Les nouvelles règles budgétaires de l’UE annoncent un nouveau combat intense au sein de la Vivaldi
Alexander De Croo & Paul Magnette – Getty Images

Après l’adoption d’un nouveau Pacte sur la migration, l’Union européenne s’accorde maintenant sur un nouvel ensemble de règles budgétaires pour ses États membres, destinées à remplacer l’ancien « Pacte de stabilité et de croissance », les fameux critères de Maastricht. Les ministres des Finances européens ont conclu un accord et, sous la présidence belge, des négociations finales devront être menées avec le Parlement européen. Ce processus ne sera pas facile. En effet, pour la Belgique, mais aussi pour de nombreux pays du sud de l’Europe, ces nouvelles règles peuvent sembler plus souples à première vue, mais elles auront des conséquences importantes. « Les règles seront plus flexibles en amont, permettant de définir des plans et des échéances en avance ; cependant, il y aura une plus grande rigueur dans le suivi des engagements pris », explique le ministre des Finances, Vincent Van Peteghem (cd&v). L’Allemagne insiste pour que ces règles soient réellement respectées cette fois-ci. Les cadres concernant la réduction de la dette pour les pays dont la dette dépasse 90 % de leur PIB, avec une baisse souhaitée d’1% par an, ainsi que la norme de déficit budgétaire de 3 %, qui pourrait être ramenée à 1,5 %, auront un impact significatif sur les finances publiques belges. En contrepartie, les évaluations ne se baseront plus sur une année, mais s’étendront sur quatre ou sept ans, en prenant également en compte les investissements. C’est le fruit d’un compromis franco-allemand, finalement adopté par les autres États membres sous l’impulsion de la présidence espagnole du Conseil. La Belgique doit désormais se préparer à négocier un accord avec le Parlement européen entre Noël et le Nouvel An. Mais il n’est pas certain que tout le monde soit sur la même longueur d’onde au sein de la Vivaldi.
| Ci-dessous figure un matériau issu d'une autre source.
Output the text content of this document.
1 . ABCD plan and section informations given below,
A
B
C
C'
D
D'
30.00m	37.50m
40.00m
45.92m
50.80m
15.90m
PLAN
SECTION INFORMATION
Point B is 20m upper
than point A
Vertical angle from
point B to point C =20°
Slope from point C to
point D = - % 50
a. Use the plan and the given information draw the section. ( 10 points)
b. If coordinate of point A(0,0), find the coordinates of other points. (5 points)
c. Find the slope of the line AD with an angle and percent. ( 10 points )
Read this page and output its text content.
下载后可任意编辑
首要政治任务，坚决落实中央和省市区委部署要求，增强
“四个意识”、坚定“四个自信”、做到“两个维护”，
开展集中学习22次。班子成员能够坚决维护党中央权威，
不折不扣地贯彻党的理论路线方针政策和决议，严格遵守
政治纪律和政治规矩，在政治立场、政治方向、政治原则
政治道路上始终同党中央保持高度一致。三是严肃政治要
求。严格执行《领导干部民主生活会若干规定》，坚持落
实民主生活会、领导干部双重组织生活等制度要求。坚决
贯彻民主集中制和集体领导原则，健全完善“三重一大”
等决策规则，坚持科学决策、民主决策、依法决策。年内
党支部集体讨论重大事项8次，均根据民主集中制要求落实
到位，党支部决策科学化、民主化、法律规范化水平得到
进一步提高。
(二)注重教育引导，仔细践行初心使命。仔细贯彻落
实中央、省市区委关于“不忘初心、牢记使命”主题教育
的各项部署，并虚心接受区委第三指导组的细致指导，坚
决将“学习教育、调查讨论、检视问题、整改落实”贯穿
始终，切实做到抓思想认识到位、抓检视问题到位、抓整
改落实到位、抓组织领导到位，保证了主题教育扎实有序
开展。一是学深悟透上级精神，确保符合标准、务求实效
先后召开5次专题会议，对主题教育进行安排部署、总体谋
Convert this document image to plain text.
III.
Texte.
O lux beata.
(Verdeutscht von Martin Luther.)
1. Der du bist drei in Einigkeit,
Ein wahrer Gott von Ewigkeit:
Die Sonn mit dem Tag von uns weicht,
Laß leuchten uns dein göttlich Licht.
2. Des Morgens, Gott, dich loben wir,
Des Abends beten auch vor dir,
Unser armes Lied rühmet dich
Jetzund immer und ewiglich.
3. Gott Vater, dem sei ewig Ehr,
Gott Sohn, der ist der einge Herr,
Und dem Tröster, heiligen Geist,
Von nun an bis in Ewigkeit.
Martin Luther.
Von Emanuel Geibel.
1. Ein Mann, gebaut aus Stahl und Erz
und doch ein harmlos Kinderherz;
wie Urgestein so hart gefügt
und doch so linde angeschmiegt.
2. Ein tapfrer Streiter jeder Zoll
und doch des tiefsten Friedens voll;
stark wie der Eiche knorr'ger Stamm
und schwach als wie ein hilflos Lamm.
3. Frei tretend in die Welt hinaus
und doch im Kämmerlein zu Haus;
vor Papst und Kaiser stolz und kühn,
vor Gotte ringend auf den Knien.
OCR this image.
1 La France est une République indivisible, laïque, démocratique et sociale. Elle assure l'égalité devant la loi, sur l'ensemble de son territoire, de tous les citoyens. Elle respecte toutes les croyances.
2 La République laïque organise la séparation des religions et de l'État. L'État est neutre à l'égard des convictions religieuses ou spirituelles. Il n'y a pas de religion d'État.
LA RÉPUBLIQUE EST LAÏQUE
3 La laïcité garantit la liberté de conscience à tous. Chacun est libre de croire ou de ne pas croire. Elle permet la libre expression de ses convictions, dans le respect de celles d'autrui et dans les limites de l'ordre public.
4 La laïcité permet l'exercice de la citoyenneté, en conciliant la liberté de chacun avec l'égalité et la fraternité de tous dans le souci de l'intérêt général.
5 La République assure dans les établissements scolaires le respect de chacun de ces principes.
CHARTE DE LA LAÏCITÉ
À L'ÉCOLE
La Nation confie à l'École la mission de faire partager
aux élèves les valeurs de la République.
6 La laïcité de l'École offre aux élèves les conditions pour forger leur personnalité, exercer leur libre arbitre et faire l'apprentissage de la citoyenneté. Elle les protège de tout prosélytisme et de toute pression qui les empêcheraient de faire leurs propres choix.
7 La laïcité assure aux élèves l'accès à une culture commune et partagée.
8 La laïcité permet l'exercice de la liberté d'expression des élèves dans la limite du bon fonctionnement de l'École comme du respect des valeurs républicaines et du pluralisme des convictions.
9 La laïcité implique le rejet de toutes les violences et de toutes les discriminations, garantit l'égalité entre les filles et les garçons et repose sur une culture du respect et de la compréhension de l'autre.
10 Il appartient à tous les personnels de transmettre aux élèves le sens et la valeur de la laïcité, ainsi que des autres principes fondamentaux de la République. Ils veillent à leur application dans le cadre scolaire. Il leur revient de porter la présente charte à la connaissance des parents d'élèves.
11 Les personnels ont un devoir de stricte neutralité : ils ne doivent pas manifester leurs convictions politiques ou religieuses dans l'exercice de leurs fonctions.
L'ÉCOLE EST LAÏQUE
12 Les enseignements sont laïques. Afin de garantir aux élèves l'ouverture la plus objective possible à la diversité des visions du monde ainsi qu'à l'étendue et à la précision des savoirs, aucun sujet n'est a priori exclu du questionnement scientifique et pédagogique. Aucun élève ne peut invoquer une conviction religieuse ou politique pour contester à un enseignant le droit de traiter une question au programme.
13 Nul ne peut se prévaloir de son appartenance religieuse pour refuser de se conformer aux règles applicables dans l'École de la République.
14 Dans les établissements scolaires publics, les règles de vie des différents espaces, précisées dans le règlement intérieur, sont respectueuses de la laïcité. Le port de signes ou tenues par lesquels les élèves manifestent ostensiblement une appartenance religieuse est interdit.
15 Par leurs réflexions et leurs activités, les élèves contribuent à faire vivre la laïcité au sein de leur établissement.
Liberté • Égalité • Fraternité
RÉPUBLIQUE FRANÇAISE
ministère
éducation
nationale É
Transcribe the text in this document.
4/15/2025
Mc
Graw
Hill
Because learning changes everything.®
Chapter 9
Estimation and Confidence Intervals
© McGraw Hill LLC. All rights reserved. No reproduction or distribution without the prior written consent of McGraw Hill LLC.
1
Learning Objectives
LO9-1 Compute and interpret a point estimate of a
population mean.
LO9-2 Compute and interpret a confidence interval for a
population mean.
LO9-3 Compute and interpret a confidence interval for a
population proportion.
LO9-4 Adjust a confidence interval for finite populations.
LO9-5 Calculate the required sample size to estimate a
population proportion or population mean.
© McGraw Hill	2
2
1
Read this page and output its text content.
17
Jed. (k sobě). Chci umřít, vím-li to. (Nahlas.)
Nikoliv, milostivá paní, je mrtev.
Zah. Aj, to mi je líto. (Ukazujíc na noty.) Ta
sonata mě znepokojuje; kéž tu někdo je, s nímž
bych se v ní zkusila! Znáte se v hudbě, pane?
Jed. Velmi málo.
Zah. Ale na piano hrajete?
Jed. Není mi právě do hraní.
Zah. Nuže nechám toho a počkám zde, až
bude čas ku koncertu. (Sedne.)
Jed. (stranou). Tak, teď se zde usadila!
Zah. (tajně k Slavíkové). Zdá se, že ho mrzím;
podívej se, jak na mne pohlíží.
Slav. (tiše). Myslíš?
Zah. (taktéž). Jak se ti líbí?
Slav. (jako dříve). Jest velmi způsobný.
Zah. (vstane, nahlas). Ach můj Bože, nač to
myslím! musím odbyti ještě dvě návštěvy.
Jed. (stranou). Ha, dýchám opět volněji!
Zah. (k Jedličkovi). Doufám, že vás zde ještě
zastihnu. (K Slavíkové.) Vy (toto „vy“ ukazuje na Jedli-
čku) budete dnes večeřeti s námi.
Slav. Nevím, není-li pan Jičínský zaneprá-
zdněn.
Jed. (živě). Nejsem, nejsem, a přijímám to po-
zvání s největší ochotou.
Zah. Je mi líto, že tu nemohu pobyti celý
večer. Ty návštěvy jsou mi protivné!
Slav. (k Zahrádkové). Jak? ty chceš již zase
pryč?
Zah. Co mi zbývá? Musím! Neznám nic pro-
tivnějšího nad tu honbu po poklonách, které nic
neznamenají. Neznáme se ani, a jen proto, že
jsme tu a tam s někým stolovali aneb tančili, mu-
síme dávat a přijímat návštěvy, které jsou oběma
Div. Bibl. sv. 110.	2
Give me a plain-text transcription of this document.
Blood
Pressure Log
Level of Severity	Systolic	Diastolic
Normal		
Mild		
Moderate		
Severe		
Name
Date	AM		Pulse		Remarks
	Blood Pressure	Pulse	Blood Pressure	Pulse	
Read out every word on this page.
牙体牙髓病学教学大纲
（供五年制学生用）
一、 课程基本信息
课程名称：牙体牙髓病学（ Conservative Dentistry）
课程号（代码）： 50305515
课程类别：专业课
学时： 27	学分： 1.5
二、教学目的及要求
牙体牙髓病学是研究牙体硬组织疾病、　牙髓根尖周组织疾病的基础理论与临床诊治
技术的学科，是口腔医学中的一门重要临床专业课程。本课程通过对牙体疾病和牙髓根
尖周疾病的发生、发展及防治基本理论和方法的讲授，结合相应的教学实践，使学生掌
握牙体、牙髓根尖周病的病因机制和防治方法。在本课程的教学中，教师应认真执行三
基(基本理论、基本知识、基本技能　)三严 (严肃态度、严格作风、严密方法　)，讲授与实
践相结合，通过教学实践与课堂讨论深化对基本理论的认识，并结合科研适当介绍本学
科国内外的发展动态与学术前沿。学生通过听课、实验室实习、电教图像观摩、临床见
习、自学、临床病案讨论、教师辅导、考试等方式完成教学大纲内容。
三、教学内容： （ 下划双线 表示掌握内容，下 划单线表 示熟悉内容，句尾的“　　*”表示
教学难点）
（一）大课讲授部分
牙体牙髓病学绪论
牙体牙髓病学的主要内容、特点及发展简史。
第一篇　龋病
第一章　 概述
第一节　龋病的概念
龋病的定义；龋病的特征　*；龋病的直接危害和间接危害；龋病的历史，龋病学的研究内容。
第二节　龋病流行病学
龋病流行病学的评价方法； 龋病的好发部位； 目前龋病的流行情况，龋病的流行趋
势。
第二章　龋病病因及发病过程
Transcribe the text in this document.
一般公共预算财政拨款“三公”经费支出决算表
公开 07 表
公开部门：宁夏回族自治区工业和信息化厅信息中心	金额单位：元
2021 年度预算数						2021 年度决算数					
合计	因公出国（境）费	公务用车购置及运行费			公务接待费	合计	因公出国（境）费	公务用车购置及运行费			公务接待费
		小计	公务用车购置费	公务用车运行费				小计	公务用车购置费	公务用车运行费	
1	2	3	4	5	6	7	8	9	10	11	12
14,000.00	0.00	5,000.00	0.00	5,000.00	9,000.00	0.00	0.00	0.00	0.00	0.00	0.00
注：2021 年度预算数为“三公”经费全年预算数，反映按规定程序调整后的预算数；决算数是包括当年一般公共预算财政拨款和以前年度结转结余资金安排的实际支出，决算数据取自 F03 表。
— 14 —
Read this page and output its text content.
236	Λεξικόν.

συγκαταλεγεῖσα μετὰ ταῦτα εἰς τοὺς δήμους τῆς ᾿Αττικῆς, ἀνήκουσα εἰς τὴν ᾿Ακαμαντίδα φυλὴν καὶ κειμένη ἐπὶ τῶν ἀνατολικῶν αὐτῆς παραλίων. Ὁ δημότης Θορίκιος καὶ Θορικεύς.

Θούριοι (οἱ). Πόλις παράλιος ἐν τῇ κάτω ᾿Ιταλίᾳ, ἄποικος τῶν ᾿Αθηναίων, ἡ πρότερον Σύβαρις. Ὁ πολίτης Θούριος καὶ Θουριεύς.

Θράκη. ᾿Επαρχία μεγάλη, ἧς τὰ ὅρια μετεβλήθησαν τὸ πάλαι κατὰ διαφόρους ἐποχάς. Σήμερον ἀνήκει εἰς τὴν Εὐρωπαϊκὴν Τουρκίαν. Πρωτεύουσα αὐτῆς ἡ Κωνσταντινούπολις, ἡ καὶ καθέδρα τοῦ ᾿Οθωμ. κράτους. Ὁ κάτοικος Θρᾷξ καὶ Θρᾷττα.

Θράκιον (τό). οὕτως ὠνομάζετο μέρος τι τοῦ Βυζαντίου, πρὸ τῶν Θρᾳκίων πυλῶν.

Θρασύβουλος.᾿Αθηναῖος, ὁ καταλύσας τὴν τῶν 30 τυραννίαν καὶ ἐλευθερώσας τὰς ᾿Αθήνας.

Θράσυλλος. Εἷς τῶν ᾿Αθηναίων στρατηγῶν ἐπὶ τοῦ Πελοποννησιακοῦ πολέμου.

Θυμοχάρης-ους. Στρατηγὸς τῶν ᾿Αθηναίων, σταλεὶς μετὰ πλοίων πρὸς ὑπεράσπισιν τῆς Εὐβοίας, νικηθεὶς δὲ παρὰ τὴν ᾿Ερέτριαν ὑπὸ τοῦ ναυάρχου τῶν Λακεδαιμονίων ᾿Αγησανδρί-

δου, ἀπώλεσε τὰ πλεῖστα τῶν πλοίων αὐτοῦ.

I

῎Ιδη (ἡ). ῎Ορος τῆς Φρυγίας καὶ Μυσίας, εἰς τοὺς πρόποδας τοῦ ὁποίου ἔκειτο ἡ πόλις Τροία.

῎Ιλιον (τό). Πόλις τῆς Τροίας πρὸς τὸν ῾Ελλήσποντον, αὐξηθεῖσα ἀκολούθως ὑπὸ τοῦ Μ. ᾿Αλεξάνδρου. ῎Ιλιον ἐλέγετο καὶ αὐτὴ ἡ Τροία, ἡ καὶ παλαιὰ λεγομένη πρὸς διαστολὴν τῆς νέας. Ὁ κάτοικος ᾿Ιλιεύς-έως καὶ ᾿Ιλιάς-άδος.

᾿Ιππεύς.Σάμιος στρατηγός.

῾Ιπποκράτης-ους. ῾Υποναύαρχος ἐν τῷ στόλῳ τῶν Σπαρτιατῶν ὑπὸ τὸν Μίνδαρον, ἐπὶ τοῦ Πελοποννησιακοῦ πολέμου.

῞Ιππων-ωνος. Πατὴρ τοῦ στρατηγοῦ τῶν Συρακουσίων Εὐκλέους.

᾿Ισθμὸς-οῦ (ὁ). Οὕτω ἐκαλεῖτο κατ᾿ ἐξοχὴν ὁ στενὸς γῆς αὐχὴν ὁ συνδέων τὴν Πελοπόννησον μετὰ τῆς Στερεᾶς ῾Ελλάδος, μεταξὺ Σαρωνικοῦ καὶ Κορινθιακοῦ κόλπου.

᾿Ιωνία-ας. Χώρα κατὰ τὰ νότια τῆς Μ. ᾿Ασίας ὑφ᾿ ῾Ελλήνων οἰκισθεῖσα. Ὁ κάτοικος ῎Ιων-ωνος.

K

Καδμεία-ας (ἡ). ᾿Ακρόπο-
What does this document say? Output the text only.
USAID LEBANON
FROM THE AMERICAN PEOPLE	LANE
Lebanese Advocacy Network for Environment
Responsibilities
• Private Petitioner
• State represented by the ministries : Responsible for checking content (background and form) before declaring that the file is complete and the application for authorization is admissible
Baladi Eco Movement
Dans l’actualité : Un autre accord politique majeur conclu avant la fin de l’année pour l’UE. Un sujet brûlant pour la Rue de la Loi.

Les détails : En Europe, les nouvelles règles du jeu sont établies pour les prochains gouvernements, tant au niveau fédéral que régional. Si le résultat semble positif à première vue, il s’annonce particulièrement contraignant à terme pour la Belgique, qui accuse déjà un retard considérable en matière de dette de l’État et de déficit budgétaire.

  • « Qui connaît Olli Rehn ? Qui a déjà vu son visage ? Qui sait d’où il vient et ce qu’il a accompli ? Personne. Pourtant, il dicte notre politique économique. » Ces mots célèbres ont été prononcés en 2012 par l’ancien ministre des Entreprises publiques du gouvernement Di Rupo : un certain Paul Magnette (PS).
  • Ces mots témoignent de son mécontentement vis-à-vis de la Commission européenne, et en particulier d’Olli Rehn, un Finlandais libéral, alors Commissaire au Budget, qui supervisait les budgets des États membres. Rehn avait critiqué la Belgique pour son manque de rigueur dans la gestion budgétaire, suscitant l’irritation des socialistes.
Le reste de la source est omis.